C++11 rvalues and move semantics confusion (return statement)

First example

std::vector<int> return_vector(void)
{
    std::vector<int> tmp {1,2,3,4,5};
    return tmp;
}

std::vector<int> &&rval_ref = return_vector();

The first example returns a temporary which is caught by rval_ref. That temporary will have its life extended beyond the rval_ref definition and you can use it as if you had caught it by value.
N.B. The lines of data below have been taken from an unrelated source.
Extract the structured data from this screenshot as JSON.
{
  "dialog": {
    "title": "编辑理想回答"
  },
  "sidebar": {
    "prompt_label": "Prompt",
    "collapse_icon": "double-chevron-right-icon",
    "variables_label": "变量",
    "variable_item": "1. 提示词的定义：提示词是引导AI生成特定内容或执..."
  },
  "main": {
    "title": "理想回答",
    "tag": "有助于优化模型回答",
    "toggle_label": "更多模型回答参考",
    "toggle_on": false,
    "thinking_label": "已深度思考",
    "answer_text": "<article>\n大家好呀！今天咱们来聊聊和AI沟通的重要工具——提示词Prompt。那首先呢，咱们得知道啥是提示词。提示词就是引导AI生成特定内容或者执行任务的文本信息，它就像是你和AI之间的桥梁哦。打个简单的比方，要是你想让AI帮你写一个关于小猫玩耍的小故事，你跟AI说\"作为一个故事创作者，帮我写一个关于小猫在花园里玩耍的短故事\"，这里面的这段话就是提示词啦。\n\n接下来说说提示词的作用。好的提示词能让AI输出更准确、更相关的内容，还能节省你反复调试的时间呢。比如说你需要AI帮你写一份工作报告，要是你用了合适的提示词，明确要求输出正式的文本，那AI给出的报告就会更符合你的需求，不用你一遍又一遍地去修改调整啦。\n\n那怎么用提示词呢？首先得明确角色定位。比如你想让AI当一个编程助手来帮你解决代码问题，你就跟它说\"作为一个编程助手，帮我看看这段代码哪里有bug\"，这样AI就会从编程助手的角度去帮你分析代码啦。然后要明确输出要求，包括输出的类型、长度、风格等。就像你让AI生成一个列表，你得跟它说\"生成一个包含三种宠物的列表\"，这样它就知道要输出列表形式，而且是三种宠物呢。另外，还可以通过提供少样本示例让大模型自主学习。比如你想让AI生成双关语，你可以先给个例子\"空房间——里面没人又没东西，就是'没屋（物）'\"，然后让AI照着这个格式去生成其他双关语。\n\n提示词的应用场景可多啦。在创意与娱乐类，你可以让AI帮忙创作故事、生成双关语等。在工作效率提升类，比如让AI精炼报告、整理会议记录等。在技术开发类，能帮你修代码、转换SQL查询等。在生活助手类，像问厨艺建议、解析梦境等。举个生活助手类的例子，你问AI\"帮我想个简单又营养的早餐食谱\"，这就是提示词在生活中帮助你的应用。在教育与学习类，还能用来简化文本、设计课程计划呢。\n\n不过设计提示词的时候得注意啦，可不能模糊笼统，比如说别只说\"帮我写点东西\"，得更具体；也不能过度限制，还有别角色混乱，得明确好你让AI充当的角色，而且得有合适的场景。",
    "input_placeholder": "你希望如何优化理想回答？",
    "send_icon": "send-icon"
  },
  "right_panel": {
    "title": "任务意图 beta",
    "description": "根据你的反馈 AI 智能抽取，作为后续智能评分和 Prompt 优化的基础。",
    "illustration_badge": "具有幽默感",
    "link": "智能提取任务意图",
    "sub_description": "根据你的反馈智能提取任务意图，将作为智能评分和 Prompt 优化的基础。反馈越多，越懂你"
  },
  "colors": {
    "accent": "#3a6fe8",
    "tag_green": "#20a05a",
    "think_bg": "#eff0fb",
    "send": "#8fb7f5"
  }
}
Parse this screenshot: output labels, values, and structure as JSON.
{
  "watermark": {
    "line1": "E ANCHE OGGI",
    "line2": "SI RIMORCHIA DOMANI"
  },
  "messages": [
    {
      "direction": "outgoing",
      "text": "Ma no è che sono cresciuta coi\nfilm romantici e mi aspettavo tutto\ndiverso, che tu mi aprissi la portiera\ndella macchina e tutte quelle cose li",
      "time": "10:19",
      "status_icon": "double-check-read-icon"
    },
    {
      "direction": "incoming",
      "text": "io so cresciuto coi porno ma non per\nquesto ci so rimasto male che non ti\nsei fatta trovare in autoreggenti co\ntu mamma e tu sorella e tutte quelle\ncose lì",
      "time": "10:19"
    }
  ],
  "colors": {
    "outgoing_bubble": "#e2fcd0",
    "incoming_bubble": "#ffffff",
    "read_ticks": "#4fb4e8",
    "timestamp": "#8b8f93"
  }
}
This is very similar to the following:

const std::vector<int>& rval_ref = return_vector();

except that in my rewrite you obviously can't use rval_ref in a non-const manner.

Second example

std::vector<int>&& return_vector(void)
{
    std::vector<int> tmp {1,2,3,4,5};
    return std::move(tmp);
}

std::vector<int> &&rval_ref = return_vector();

In the second example you have created a run time error. rval_ref now holds a reference to the destructed tmp inside the function. With any luck, this code would immediately crash.

Third example

std::vector<int> return_vector(void)
{
    std::vector<int> tmp {1,2,3,4,5};
    return std::move(tmp);
}

std::vector<int> &&rval_ref = return_vector();

Your third example is roughly equivalent to your first. The std::move on tmp is unnecessary and can actually be a performance pessimization as it will inhibit return value optimization.

The best way to code what you're doing is:

Best practice

std::vector<int> return_vector(void)
{
    std::vector<int> tmp {1,2,3,4,5};
    return tmp;
}

std::vector<int> rval_ref = return_vector();

I.e. just as you would in C++03. tmp is implicitly treated as an rvalue in the return statement. It will either be returned via return-value-optimization (no copy, no move), or if the compiler decides it can not perform RVO, then it will use vector's move constructor to do the return. Only if RVO is not performed, and if the returned type did not have a move constructor would the copy constructor be used for the return.